Não é um não-querer uma recusa ao oferecido ou desejado, ansiado ou rejeitado. É aquela lucidez que se tem diante do vazio impreenchível da alma, a consciência aniquilada pela mesma consciência de sua inutilidade e um sonho que se não tem senão no amanhecer ilusório do ser. Chove lentamente todas as chuvas de minha existência que pairaram como nuvens pesadas de adiamentos... olho vertiginosamente o céu como um chão estático de uma cor que só deve haver no avesso de todos os céus escolhidos, de todos os céus impossivelmente albergados por um ser que perdeu a si mesmo em subterrâneos oníricos.
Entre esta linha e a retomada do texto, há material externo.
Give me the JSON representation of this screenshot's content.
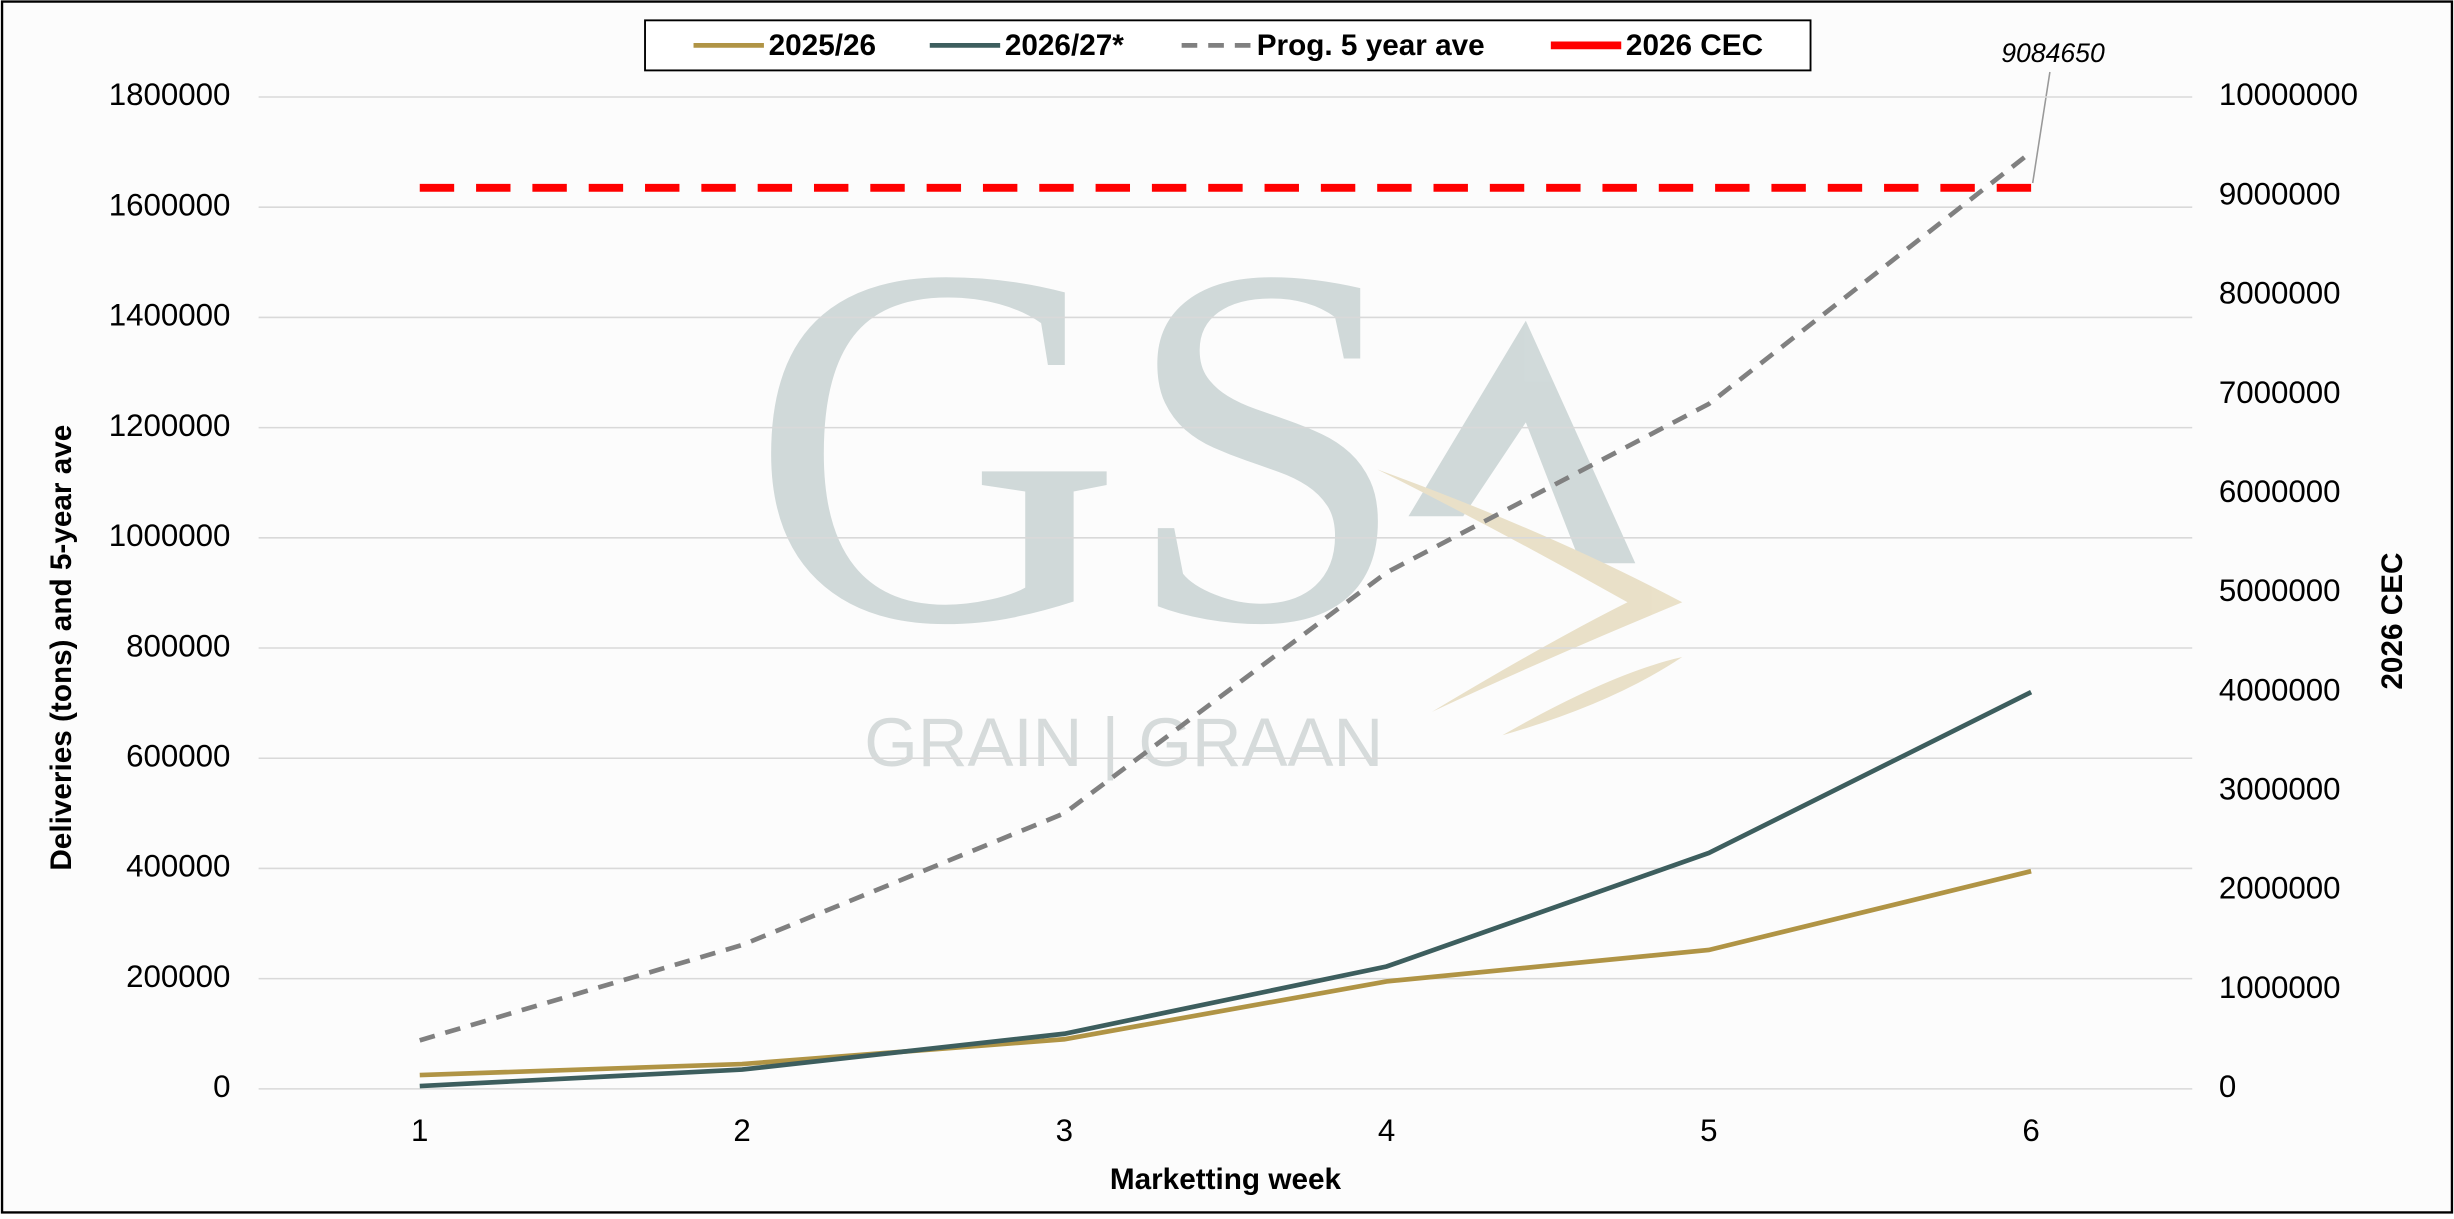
{
  "chart_data": {
    "type": "line",
    "categories": [
      "1",
      "2",
      "3",
      "4",
      "5",
      "6"
    ],
    "xlabel": "Marketting week",
    "ylabel": "Deliveries (tons) and 5-year ave",
    "y2label": "2026 CEC",
    "ylim": [
      0,
      1800000
    ],
    "yticks": [
      0,
      200000,
      400000,
      600000,
      800000,
      1000000,
      1200000,
      1400000,
      1600000,
      1800000
    ],
    "y2lim": [
      0,
      10000000
    ],
    "y2ticks": [
      0,
      1000000,
      2000000,
      3000000,
      4000000,
      5000000,
      6000000,
      7000000,
      8000000,
      9000000,
      10000000
    ],
    "grid": true,
    "legend": "top",
    "annotation": "9084650",
    "watermark": {
      "logo": "GS",
      "text": "GRAIN | GRAAN"
    },
    "series": [
      {
        "name": "2025/26",
        "color": "#b09445",
        "dash": "solid",
        "values": [
          25000,
          45000,
          90000,
          195000,
          252000,
          395000
        ]
      },
      {
        "name": "2026/27*",
        "color": "#3d5e5e",
        "dash": "solid",
        "values": [
          5000,
          35000,
          100000,
          222000,
          428000,
          720000
        ]
      },
      {
        "name": "Prog. 5 year ave",
        "color": "#808080",
        "dash": "dashed",
        "values": [
          88000,
          261000,
          500000,
          937000,
          1243000,
          1700000
        ]
      },
      {
        "name": "2026 CEC",
        "color": "#ff0000",
        "dash": "long-dashed",
        "axis": "y2",
        "values": [
          9084650,
          9084650,
          9084650,
          9084650,
          9084650,
          9084650
        ]
      }
    ]
  }
}
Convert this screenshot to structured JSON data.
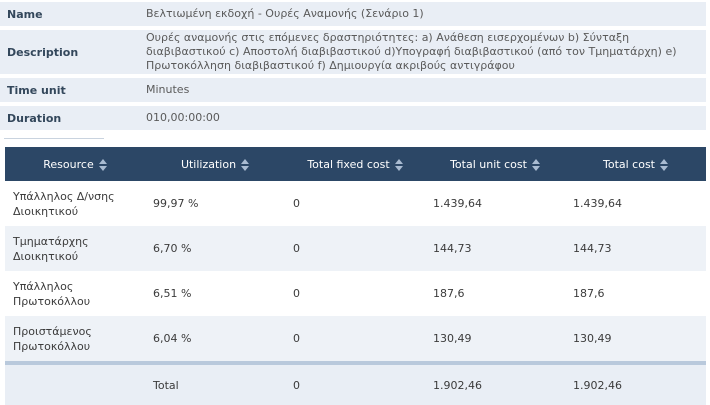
{
  "info": {
    "name_label": "Name",
    "name_value": "Βελτιωμένη εκδοχή - Ουρές Αναμονής (Σενάριο 1)",
    "description_label": "Description",
    "description_value": "Ουρές αναμονής στις επόμενες δραστηριότητες: a) Ανάθεση εισερχομένων b) Σύνταξη διαβιβαστικού c) Αποστολή διαβιβαστικού d)Υπογραφή διαβιβαστικού (από τον Τμηματάρχη) e) Πρωτοκόλληση διαβιβαστικού f) Δημιουργία ακριβούς αντιγράφου",
    "time_unit_label": "Time unit",
    "time_unit_value": "Minutes",
    "duration_label": "Duration",
    "duration_value": "010,00:00:00"
  },
  "table": {
    "headers": [
      "Resource",
      "Utilization",
      "Total fixed cost",
      "Total unit cost",
      "Total cost"
    ],
    "rows": [
      [
        "Υπάλληλος Δ/νσης Διοικητικού",
        "99,97 %",
        "0",
        "1.439,64",
        "1.439,64"
      ],
      [
        "Τμηματάρχης Διοικητικού",
        "6,70 %",
        "0",
        "144,73",
        "144,73"
      ],
      [
        "Υπάλληλος Πρωτοκόλλου",
        "6,51 %",
        "0",
        "187,6",
        "187,6"
      ],
      [
        "Προιστάμενος Πρωτοκόλλου",
        "6,04 %",
        "0",
        "130,49",
        "130,49"
      ]
    ],
    "footer": [
      "",
      "Total",
      "0",
      "1.902,46",
      "1.902,46"
    ]
  },
  "colors": {
    "header_bg": "#2c4766",
    "info_bg": "#e9eef5",
    "stripe_bg": "#eef2f7"
  },
  "icons": {
    "sort": "sort-arrows-icon"
  }
}
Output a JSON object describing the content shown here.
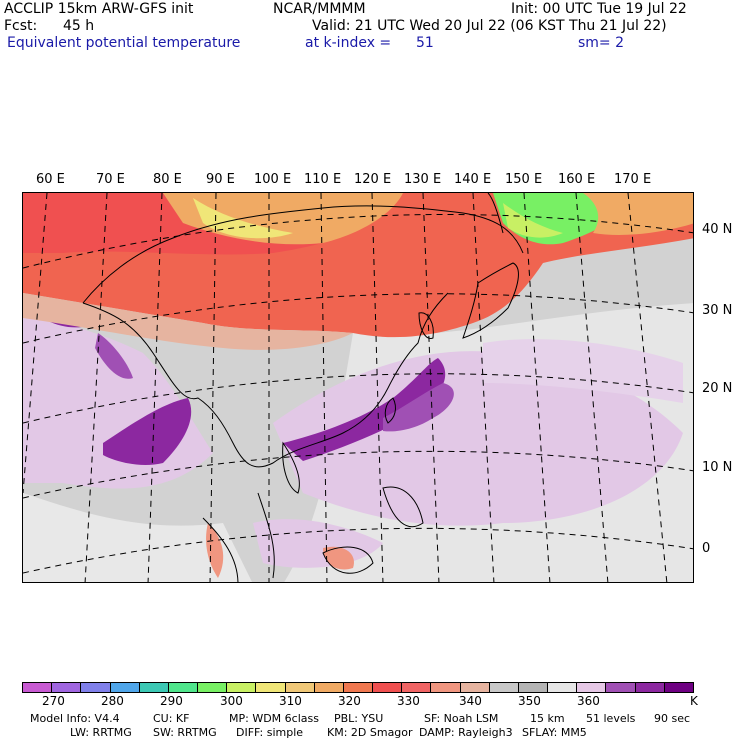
{
  "header": {
    "model": "ACCLIP 15km ARW-GFS init",
    "center": "NCAR/MMMM",
    "init": "Init: 00 UTC Tue 19 Jul 22",
    "fcst_label": "Fcst:",
    "fcst_value": "45 h",
    "valid": "Valid: 21 UTC Wed 20 Jul 22 (06 KST Thu 21 Jul 22)",
    "field": "Equivalent potential temperature",
    "level": "at k-index =",
    "level_value": "51",
    "smoothing": "sm= 2"
  },
  "map": {
    "lon_labels": [
      "60 E",
      "70 E",
      "80 E",
      "90 E",
      "100 E",
      "110 E",
      "120 E",
      "130 E",
      "140 E",
      "150 E",
      "160 E",
      "170 E"
    ],
    "lat_labels": [
      "40 N",
      "30 N",
      "20 N",
      "10 N",
      "0"
    ]
  },
  "colorbar": {
    "colors": [
      "#c85ad2",
      "#a066e0",
      "#8080ea",
      "#50a6ea",
      "#3cc8b4",
      "#50e68c",
      "#78f064",
      "#c8f064",
      "#f0e678",
      "#f0c878",
      "#f0aa64",
      "#f07850",
      "#f05050",
      "#f06464",
      "#f09680",
      "#e6b4a0",
      "#c8c8c8",
      "#b4b4b4",
      "#e6e6e6",
      "#e6c8e6",
      "#a050b4",
      "#8c28a0",
      "#6e0082"
    ],
    "ticks": [
      "270",
      "280",
      "290",
      "300",
      "310",
      "320",
      "330",
      "340",
      "350",
      "360"
    ],
    "unit": "K"
  },
  "footer": {
    "line1": [
      "Model Info: V4.4",
      "CU: KF",
      "MP: WDM 6class",
      "PBL: YSU",
      "SF: Noah LSM",
      "15 km",
      "51 levels",
      "90 sec"
    ],
    "line2": [
      "LW: RRTMG",
      "SW: RRTMG",
      "DIFF: simple",
      "KM: 2D Smagor",
      "DAMP: Rayleigh3",
      "SFLAY: MM5"
    ]
  }
}
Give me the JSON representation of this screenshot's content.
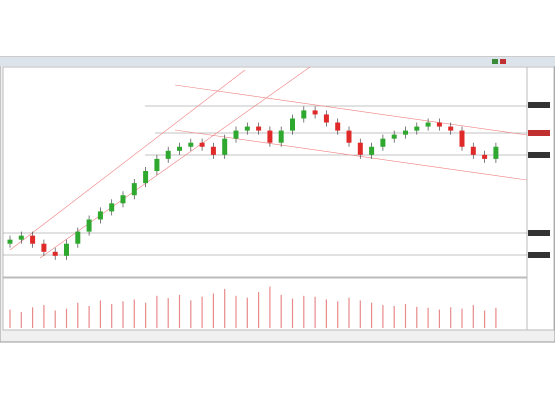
{
  "chart_data": {
    "type": "candlestick",
    "open": [
      14,
      16,
      18,
      14,
      10,
      8,
      14,
      20,
      26,
      30,
      34,
      38,
      44,
      50,
      56,
      60,
      62,
      64,
      62,
      58,
      66,
      70,
      72,
      70,
      64,
      70,
      76,
      80,
      78,
      74,
      70,
      64,
      58,
      62,
      66,
      68,
      70,
      72,
      74,
      72,
      70,
      62,
      58,
      56
    ],
    "high": [
      18,
      20,
      20,
      16,
      12,
      16,
      22,
      28,
      32,
      36,
      40,
      46,
      52,
      58,
      62,
      64,
      66,
      66,
      64,
      68,
      72,
      74,
      74,
      72,
      72,
      78,
      82,
      82,
      80,
      76,
      72,
      66,
      64,
      68,
      70,
      72,
      74,
      76,
      76,
      74,
      72,
      64,
      60,
      64
    ],
    "low": [
      12,
      14,
      12,
      8,
      6,
      6,
      12,
      18,
      24,
      28,
      32,
      36,
      42,
      48,
      54,
      58,
      60,
      60,
      56,
      56,
      64,
      68,
      68,
      62,
      62,
      68,
      74,
      76,
      72,
      68,
      62,
      56,
      56,
      60,
      64,
      66,
      68,
      70,
      70,
      68,
      60,
      56,
      54,
      54
    ],
    "close": [
      16,
      18,
      14,
      10,
      8,
      14,
      20,
      26,
      30,
      34,
      38,
      44,
      50,
      56,
      60,
      62,
      64,
      62,
      58,
      66,
      70,
      72,
      70,
      64,
      70,
      76,
      80,
      78,
      74,
      70,
      64,
      58,
      62,
      66,
      68,
      70,
      72,
      74,
      72,
      70,
      62,
      58,
      56,
      62
    ],
    "up_color": "#2fa82f",
    "down_color": "#e02a2a",
    "ylim": [
      0,
      100
    ],
    "volume": [
      40,
      35,
      45,
      50,
      38,
      42,
      55,
      48,
      60,
      52,
      58,
      62,
      55,
      70,
      65,
      72,
      60,
      68,
      75,
      85,
      70,
      66,
      78,
      90,
      72,
      64,
      70,
      68,
      62,
      58,
      66,
      60,
      55,
      50,
      48,
      52,
      46,
      44,
      40,
      45,
      42,
      50,
      38,
      44
    ],
    "volume_color": "#e88a8a",
    "volume_ylim": [
      0,
      100
    ]
  }
}
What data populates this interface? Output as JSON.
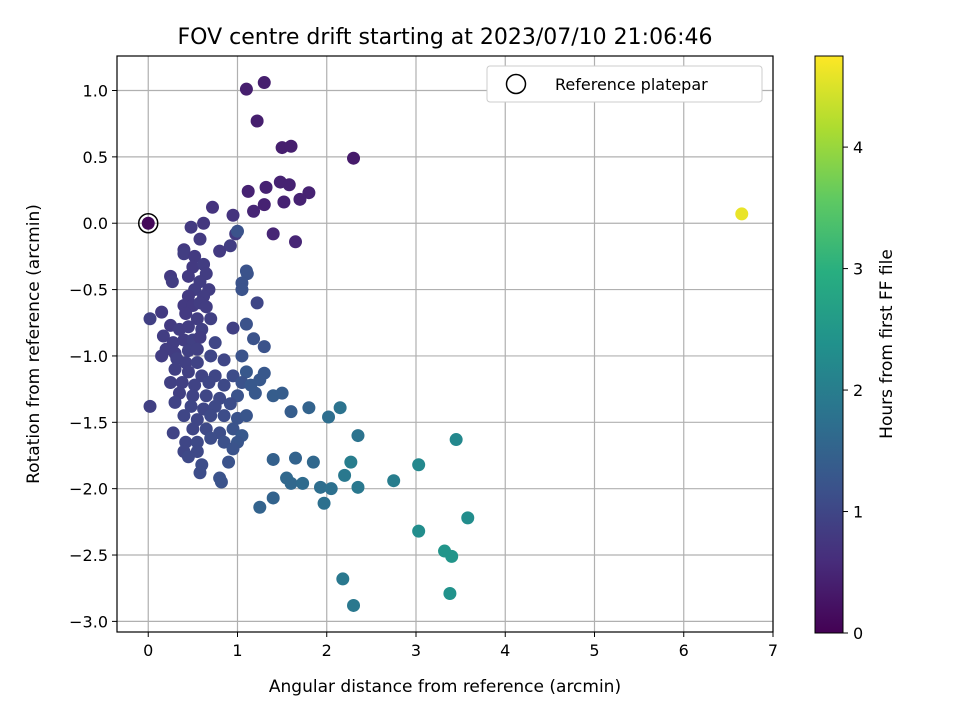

Inquieto-me constantemente. Queria me deitar sobre todas as naus à deriva pelos sem destino dos mares alheios, e ir-me apagando de mim com uma melodia a me embalar nesse apagamento, sentir o nada na medida em que me desconstruo, pois assim tem de ser, assim tudo se recolhe à suposta nascente numa gestação retroativa do ser.
Nada digo. Nada me sei a dizer. Um sussurro se ergue como um cochilo para um sono que nunca vem e o que não está a dormir leva incômodos aos que se dão ao sono do descontemplamento. Trovejam paradoxos; não vejo mais que um clarão para além das montanhas que alcançam meus olhos distraídos com a mesma verdade cotidiana de quem não se pode cegar nem ver amplamente.
Chove tediosamente em meu coração descarrilado, em meu coração que se sabe à deriva, pois que é puro não sabê-lo. A noite avança em todas as direções encolhendo o resto de paisagem que se amplia em mim.